NWDC makes more profit of long term detainees.

I talked to a One America representative who reminded everyone that coming into the country illegally is a civil offense, not a criminal offense and shouldn't be detained because of it.

This day was very different, then when I took a snapshot of a happy spanish worker at Concrete Tech.

Wednesday, February 10, 2010

The day in the life of a "reporter"!

Wednesday, Feb 10, 2010 9am to 3pm
Today was very exciting.
Concrete Technologies is a company that hires immigrants from Tacoma Community House (TCH) and responsibility (as the Communications Intern for TCH)to highlight them in our upcoming centennial publications. In doing their profile, I interviewed the HR manager, but I also got to take a tour of the company plant.

Concrete Technologies creates giant concrete structures, like bridges, docks, stadiums etc. They are located in the tide flats. Finding them was extremely difficult, because they are really in the heart of the Port of Tacoma (near the water and not near the city center).

With my reporter's notebook, camera, hard hat, glasses and bright vest I felt like a reporter and toured the facility. I met a lot of the workers and saw the interactions. The family owned (third generation immigrants from Norway) business treats their laborers like family and desires only success for them.

When I got back to the office, I wrote up that profile and worked on profiles for other success stories (previous TCH clients). A woman who I did a profile for came into the office to show me pictures of when she was at TCH. You could tell TCH meant a lot to her, because she fondly shared memories with me of how her teachers uplifted her after her self-esteem-busting migration to the states. She told me it was like starting over again. Two pictures she shared with me stuck out in my mind.

One picture is of her family in Austria upset, with all their clothing and cases. Their hotel they were supposed to stay in in Austria was full, so they had to wonder the streets for a few days.
Another picture is of her at Tacoma Community House's summer job smiling with her managers.

Today I learned two things:
1. The importance of the visual elements that show people's faces (working at their job sites, etc) which gives a dynamic story and elements writing can't.
2. The importance of work. The importance of feeling needed, being employed and the importance of company's hiring you and respecting you.

Monday, February 8, 2010

Interviewing Activists and Immigrants

Today, I interviewed one of Tacoma's activists against the Northwest Detention Center (NWDC) which has seen the equivalent of the population of Bainbridge Island come through their doors since 2004. 80% of the people that go to the NWDC are deported. Children are left without parents and there is little legal representation for the non-English speakers who are citizens of other countries.

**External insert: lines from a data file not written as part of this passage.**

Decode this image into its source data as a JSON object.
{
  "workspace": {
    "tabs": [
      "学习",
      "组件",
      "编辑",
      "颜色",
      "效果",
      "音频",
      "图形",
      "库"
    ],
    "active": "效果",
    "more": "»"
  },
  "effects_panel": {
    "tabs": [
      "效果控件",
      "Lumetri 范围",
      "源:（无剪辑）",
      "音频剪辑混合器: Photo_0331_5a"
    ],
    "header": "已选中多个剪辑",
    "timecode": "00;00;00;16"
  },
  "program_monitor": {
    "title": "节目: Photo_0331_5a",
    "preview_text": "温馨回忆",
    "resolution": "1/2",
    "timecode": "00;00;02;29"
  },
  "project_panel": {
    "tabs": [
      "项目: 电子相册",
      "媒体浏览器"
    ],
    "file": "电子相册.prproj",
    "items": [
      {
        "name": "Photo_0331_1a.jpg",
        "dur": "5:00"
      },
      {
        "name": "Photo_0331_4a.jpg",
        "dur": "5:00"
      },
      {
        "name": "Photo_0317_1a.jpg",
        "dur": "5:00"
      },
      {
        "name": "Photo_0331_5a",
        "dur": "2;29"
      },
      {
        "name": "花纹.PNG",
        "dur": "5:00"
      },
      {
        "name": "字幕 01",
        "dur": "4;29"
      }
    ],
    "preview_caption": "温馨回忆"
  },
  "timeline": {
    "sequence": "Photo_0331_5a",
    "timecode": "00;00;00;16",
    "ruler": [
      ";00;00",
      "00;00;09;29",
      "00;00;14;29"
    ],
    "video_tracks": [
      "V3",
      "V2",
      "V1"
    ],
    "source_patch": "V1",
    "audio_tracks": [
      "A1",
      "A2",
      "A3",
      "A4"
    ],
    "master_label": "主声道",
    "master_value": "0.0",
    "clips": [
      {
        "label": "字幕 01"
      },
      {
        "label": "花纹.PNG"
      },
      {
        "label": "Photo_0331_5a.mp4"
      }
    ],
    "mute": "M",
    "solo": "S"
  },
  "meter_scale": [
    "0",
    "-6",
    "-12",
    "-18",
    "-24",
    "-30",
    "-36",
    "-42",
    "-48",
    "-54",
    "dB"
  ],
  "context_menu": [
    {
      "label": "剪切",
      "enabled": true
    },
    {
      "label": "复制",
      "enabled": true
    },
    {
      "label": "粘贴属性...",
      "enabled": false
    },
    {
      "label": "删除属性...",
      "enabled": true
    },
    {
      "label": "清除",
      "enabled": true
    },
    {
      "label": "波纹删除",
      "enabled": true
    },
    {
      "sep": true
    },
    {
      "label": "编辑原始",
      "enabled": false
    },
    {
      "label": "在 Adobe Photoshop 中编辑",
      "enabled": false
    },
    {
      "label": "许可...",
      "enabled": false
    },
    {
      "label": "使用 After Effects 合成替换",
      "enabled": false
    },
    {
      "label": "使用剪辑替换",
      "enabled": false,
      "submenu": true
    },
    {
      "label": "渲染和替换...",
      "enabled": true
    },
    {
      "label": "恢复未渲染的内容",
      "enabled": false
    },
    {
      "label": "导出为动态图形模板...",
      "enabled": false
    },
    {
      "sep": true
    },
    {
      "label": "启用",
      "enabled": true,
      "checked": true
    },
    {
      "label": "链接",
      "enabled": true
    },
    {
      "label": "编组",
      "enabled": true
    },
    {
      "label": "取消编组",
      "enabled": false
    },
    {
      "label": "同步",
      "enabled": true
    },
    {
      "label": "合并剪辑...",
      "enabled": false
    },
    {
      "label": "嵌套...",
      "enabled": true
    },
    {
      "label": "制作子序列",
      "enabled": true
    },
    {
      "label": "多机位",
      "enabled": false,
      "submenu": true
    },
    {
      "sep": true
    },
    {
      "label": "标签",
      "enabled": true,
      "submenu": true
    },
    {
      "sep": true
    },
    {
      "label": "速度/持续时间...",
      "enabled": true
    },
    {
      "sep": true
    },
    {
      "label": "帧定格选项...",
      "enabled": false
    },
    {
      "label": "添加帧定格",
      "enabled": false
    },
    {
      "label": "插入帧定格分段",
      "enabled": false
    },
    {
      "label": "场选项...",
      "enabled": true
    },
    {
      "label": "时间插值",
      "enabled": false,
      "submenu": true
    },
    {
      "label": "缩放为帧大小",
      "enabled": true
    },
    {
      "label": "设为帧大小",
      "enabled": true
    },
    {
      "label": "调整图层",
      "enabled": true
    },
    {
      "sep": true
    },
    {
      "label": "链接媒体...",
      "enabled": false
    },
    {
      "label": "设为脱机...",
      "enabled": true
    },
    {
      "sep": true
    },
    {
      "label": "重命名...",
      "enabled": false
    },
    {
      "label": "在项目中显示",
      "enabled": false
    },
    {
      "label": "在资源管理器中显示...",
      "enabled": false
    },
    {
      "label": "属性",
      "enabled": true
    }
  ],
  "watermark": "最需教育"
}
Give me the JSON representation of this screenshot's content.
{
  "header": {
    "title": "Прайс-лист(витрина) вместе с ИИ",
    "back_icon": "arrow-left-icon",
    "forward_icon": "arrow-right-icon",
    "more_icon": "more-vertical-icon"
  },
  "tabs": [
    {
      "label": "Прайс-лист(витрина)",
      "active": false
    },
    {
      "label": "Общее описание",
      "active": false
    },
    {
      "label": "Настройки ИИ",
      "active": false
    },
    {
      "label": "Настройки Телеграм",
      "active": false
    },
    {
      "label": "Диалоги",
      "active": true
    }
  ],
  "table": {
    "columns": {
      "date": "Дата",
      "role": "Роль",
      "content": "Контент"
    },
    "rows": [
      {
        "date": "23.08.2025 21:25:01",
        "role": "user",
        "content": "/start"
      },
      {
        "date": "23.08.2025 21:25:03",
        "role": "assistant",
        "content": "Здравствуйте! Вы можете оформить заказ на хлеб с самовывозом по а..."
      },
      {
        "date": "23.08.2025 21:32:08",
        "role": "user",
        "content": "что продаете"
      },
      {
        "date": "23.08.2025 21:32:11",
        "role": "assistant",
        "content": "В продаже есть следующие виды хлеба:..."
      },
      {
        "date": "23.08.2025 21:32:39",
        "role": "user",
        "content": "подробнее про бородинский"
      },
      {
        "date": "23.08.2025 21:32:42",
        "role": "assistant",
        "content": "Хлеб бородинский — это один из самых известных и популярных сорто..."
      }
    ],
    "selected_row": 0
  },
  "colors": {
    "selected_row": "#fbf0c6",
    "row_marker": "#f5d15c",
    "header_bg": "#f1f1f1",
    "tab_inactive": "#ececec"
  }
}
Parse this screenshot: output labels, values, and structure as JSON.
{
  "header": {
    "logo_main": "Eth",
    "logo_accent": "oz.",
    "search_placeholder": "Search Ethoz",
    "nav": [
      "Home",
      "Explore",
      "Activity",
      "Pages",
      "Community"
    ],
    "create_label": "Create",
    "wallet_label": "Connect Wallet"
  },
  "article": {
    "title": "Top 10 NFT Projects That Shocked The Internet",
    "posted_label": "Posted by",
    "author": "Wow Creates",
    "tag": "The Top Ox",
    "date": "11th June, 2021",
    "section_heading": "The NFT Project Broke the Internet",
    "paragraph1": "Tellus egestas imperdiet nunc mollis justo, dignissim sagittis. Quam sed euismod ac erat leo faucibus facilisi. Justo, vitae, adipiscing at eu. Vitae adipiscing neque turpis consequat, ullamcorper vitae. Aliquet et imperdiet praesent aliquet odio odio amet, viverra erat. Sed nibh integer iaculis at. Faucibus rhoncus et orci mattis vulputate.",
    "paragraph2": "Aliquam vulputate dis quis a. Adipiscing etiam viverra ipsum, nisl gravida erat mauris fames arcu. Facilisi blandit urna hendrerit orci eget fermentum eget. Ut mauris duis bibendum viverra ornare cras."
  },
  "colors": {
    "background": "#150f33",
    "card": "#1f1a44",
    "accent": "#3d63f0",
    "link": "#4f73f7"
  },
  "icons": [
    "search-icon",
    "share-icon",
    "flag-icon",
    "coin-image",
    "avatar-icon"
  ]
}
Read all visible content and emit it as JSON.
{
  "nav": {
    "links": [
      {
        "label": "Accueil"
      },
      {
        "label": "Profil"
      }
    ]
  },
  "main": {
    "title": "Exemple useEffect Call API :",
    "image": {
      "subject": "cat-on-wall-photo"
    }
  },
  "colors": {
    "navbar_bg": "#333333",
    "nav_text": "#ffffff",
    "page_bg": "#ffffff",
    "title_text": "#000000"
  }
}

This past month, my eyes have been opened and my time has been consumed with this immigration problem. While working at Tacoma Community House(TCH), I have learned what the troubles of immigrating and what its like to start over new. The joyful smiles of the new citizens and now English speaking immigrants/refugees however, weigh ever so lightly on the unequal scale of unjust (Administration) of deporting immigrants and refugees. Where on the other side there are tears of an activist who has seen young children miss their parents, while parents must leave their children behind and are left with little understanding to what the word deportation means.

What does this mean for me? It means I have an obligation to write about everything I have heard. It means my articles and PR for TCH has a significant place in this community. A community that isn't fully aware of the detention center on tide flats.Through my writing, I hope to establish awareness, pool together people for a common cause and inspire change.